American Dream Miami mega-mall will pay Miami-Dade $5M. But wants subsidy help, too
At a meeting Tuesday, some county commissioners balked at a proposal to lift a subsidy cap that was imposed on the retail theme park when a different commission approved the project in 2018. A vote to lift the subsidy ban was pushed to the board's next meeting on July 15.
While lifting the ban wouldn't authorize the spending of any tax dollars on the $4 billion private project that's at least five years behind schedule, it would allow developer Triple Five to ask for county help funding about $60 million in nearby road construction and infrastructure costs.
That could be a big boost for Triple Five, which hoped to reproduce its success with Minnesota's Mall of America in South Florida but is now mired in legal fights and delays. The American Dream project is so far behind schedule that it's facing a $5 million lawsuit from Miami-Dade over development delays.
In 2018, Triple Five agreed to either cover the $60 million roadway costs or persuade state or local governments to fund the roadway improvements that are needed to connect the property with the nearby Florida's Turnpike, Interstate 75 and neighborhood roads on the vacant development site near Hialeah.
Existing malls had pushed subsidy ban in Miami-Dade
Some of South Florida's largest malls successfully lobbied county commissioners at the time to impose a subsidy ban on the project when the county originally approved the development. Triple Five called the ban unprecedented and unfair and says the restriction is making it harder to get Florida to build needed roads in the area.
'To me, we have an opportunity to right a wrong,' Commissioner Juan Carlos Bermudez, the sponsor of the measure to lift the subsidy cap, said at Tuesday's meeting. 'It was a decision based on politics, not on what was best for Miami-Dade County.'
Miami-Dade mostly relies on state dollars and permitting fees for road construction, while property taxes fund police, jails, transit and parks. On Tuesday, Mayor Daniella Levine Cava said she supported the Bermudez item as a way to accelerate construction of roadway improvements if the state won't pay for them — even if the mall never gets built. Bermudez said he had worked with the mayor's administration to refine the language of his legislation.

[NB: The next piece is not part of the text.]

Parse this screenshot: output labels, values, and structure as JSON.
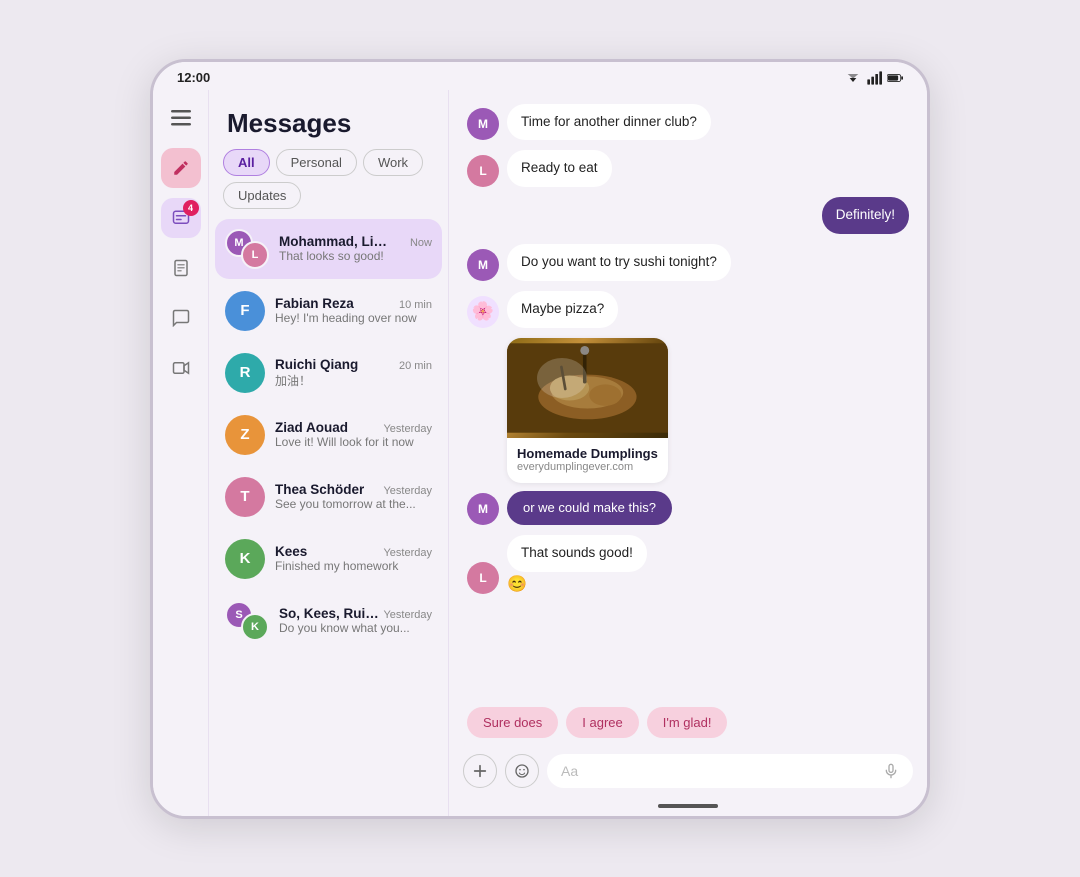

'I was personally persuaded that this really didn't have to do so much with the project as it has to do with the needs of the residents of the area,' Levine Cava told commissioners. 'We do not know what the developer plans to do with this property at this time. It could come back as housing or something else.'
Miguel Díaz de la Portilla, a Triple Five lobbyist and former county commissioner, said Triple Five could lure about $350 million in state highway construction dollars to the Northwest Miami-Dade area if it could first tap county funds for some road construction. He called the subsidy ban an unprecedented restriction that came out of 'interference from some mall owners who don't want competition.'
Property taxes could help cover development costs for the American Dream Miami project
At Tuesday's meeting, Triple Five was hoping there would be a vote overturning the subsidy ban at the same time the commission endorsed Miami-Dade accepting $5 million from the developer to settle the county's lawsuit over the project's delays. The county sued Triple Five in April for missing its 2025 opening deadline and for failing to secure the required county approvals and permits by 2020, as was required under the 2018 development agreement reached with Miami-Dade.
Levine Cava recommended that the commission approve a $5 million settlement of the suit, to be paid over four years with interest. The first $1 million would be due within 30 days, and all settlement money would go to offset the $53 million current shortfall in the county's transit budget.
But the items lifting the subsidy cap and settling the lawsuit were added late to Tuesday's agenda, without the required public notice of four business days before the scheduled votes. The lateness allowed any commissioner to demand that the votes be delayed until the next meeting, and Commissioner René Garcia did so for the legislation lifting the subsidy cap.
That prompted Bermudez, who sponsored both items, to say he didn't think the settlement would hold up without the subsidy-cap legislation passing as well. The suggestion of a link rankled Commission Chair Anthony Rodriguez.
'I think it's a bad look,' he said. 'That you guys are saying you'll only come to this agreement if we get this.'
Commissioner Kionne McGhee ended the debate by invoking the 'four-day rule' to push the settlement vote to the July 15 meeting as well.
Triple Five had agreed to the $5 million penalty in 2015 as part of an agreement with Miami-Dade to purchase 83 acres of government land for the development site without having to go through the normal bidding process for the property.
While settling the Miami-Dade suit would cost Triple Five $5 million, the potential to gain access to property-tax dollars to fund development costs could be worth far more for the developer. The Bermudez item would allow Triple Five to request a special taxing district around the project to divert an unknown portion of property taxes from the American Dream property to pay for transportation costs. Creating that district would require another vote of the commission.
A 2015 economic study Triple Five filed with Miami-Dade in the early stages of the approval process predicted American Dream would pay more than $13 million a year in property taxes.
Commissioner Oliver Gilbert said he would oppose letting Triple Five use property taxes to subsidize its own development costs. 'I don't see how that's a good deal for the people,' he said.